$\left \| \cdot \right \|$ is an induced norm. If $\left \| A \right \|<1$, how to show that $I-A$ is nonsingular and ...?

Solution 1:

It can be made quite simple. If $\|A\| < 1$ and you assume by contradiction that $(I-A)$ is singular, then there exists $x \neq 0$ such that $Ax=x$ and without loss of generality, you can scale $x$ so that $\|x\|=1$. But then $\|Ax\| = 1$ and therefore $\sup_{\|x\|=1} \|Ax\| \geq 1$, which is a contradiction.

For the second part, by definition $\|(I-A)^{-1}\| = \sup_{\|y\|=1} \|(I-A)^{-1}y\| = \sup_{\|y\|=1} \|x_y\|$ where $x_y := (I-A)^{-1}y$, i.e., $y = (I-A) x_y$. Now $$ 1 = \|y\| = \|(I-A) x_y\| = \|x_y - A x_y\| \geq \|x_y\| - \|A x_y\| \geq \|x_y\| - \|A\| \|x_y\| = (1 - \|A\|) \|x_y\|. $$ Finally, $\|x_y\| \leq 1/(1 - \|A\|)$ and so is the $\sup$.

Solution 2:

$I - A$ is nonsingular means that for $x \not= 0$, $(I - A)x \not= 0$. But expanding that, you get just $x - Ax \not= 0$, i.e. $x \not= Ax$.

So $I - A$ is nonsingular precisely when $A$ does not have any fixed points. Now, $\| Ax \| \le \| A \| \| x \|$ (prove this if you don't already know it), so if $\| A \| < 1$ then $\| Ax \| < \| x \|$, so $A$ can't possibly have any fixed points.
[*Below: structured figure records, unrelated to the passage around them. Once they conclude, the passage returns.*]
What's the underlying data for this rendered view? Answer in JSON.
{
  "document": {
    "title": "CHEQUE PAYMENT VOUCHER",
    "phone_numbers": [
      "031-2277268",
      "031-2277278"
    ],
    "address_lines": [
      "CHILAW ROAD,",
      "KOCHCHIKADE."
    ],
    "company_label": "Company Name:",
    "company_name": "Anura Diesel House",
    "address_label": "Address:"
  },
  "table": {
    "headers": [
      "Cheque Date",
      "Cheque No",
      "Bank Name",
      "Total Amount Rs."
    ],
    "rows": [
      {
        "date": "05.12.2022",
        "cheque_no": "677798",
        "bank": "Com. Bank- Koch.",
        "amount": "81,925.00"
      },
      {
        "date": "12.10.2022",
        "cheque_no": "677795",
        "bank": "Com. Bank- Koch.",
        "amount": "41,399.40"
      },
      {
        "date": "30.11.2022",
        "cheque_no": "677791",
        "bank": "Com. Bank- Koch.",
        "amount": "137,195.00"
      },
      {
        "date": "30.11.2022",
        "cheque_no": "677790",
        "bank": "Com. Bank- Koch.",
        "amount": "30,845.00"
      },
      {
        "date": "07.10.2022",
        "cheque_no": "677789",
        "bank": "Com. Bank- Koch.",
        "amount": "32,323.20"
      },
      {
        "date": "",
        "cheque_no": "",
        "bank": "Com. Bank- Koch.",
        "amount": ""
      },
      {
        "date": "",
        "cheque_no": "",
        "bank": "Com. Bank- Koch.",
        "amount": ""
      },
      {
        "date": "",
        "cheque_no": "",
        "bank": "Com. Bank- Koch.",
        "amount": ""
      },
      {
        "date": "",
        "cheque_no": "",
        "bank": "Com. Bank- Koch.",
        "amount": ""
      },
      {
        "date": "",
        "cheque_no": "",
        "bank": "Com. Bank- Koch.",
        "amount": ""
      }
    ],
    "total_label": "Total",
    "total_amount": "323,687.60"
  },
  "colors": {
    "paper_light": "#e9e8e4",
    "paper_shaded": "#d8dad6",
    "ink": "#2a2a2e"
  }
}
Basically, if you have $\| A \| < 1$ then $A$ makes every vector shorter, so $-Ax$ can't make it all the way back to the origin from $x$.

For the second part, I would use (again, if you don't know these you should prove them) $\| AB \| \le \| A \| \| B \|$ and $\|A + B\| \le \|A\| + \|B\|$ (so in particular, set $B = I - A$ and you get $\| I \| - \|A \| \le \| I - A \|$)